A History Moment: The Queen’s Sapphire Jubilee

This past Monday, February 6th, Queen Elizabeth II of England, my former monarch, celebrated 65 years on the throne. It’s a bittersweet celebration for the Queen since this also marks the 65th anniversary of the death of her father, King George VI. According to the people who determine these things, 65 years is a “sapphire” celebration. The Queen celebrated her Silver Jubilee in 1977 (25 years, and I still remember our street party), her Golden Jubilee in 2002 (50 years), and her Diamond Jubilee in 2012 (60 years). She is, however, the first British monarch to celebrate a Sapphire Jubilee. Not even Queen Victoria managed that–she reigned a mere 63-and-some-months years. King George “I-want-my-colonies-back” III just missed his Diamond Jubilee, spending 59 years on the throne. King Henry III (1216-1272) and King Edward III (1327-1377) both achieved Golden Jubilees, which is quite remarkable for monarchs in the middle ages!

A point of interest. Some books cite Queen Elizabeth’s reign as starting in 1953. As I understand it, most monarchs are usually crowned shortly after the death of the previous monarch, so their coronation year usually matches the year the title passed to them (the year of ascension). In Elizabeth’s case, her father died on February 6th, 1952, but she wasn’t actually crowned queen until June 2, 1953. Part of the reason for the 14 month delay was to properly observe a period of national mourning for the dead King. But 14 months seems a long time. Other than allowing time for the extensive preparations (which included the first time a coronation would be televised live), I’m not sure why it took so long. But that’s why some books say she has been queen since 1953–they’re looking at the actual coronation date, not the ascension date. Most historians go with the ascension date, making this year her Sapphire Jubilee year.

Given the Queen is 90 years old, and her mother lived to 101, she might yet get to Platinum (70 years). We’ll see… 🙂

Our “street” (more like “cul-de-sac”) Silver Jubilee party in our
neighbor’s back yard. June, 1977. That’s me in the bottom left corner. 🙂

2 thoughts on “A History Moment: The Queen’s Sapphire Jubilee

  1. AJ Blythe

    Being a Commonwealth country we’ve had a lot of media about the anniversary. I have to say, she is doing amazingly well for someone her age – maybe it’s the lack of sunlight in the UK, but she looks younger than her years!

    1. cds Post author

      I’m sure there has been a lot of press about the event there, AJ! I don’t know about lack of sunlight; there do seem to be some healthy genes running in her blood, though.

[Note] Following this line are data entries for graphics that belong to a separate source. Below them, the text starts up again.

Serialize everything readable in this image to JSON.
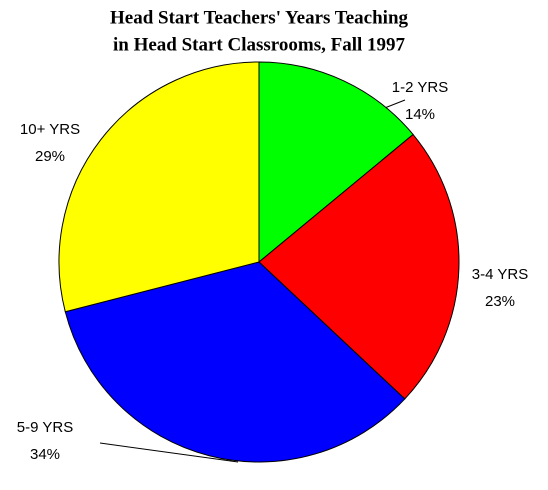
{
  "chart_data": {
    "type": "pie",
    "title": [
      "Head Start Teachers' Years Teaching",
      "in Head Start Classrooms, Fall 1997"
    ],
    "categories": [
      "1-2 YRS",
      "3-4 YRS",
      "5-9 YRS",
      "10+ YRS"
    ],
    "values": [
      14,
      23,
      34,
      29
    ],
    "value_labels": [
      "14%",
      "23%",
      "34%",
      "29%"
    ],
    "colors": [
      "#00ff00",
      "#ff0000",
      "#0000ff",
      "#ffff00"
    ]
  }
}
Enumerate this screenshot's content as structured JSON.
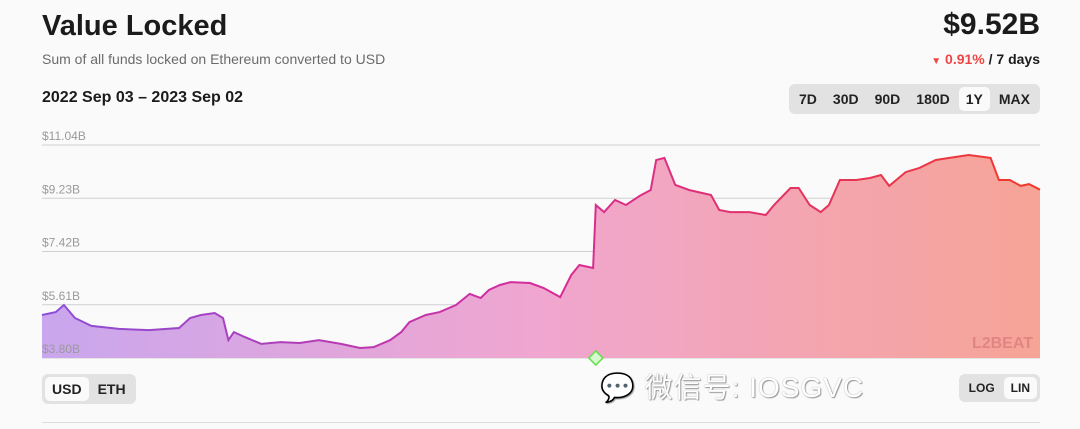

      Something I meant to mention in the article: just think, anyone under the age of 60 has never known another monarch on the throne of England. Indeed, if most people don’t remember anything before they were five years old, you can up that number to age 70. That includes anyone born after the end of World War II. Compare that to someone born in 1890 who, by their 60th birthday, would have seen five monarchs (Victoria, Edward VII, George V, Edward VIII, and George VI). And, if they live a few more years, would see a sixth (Elizabeth) to the throne.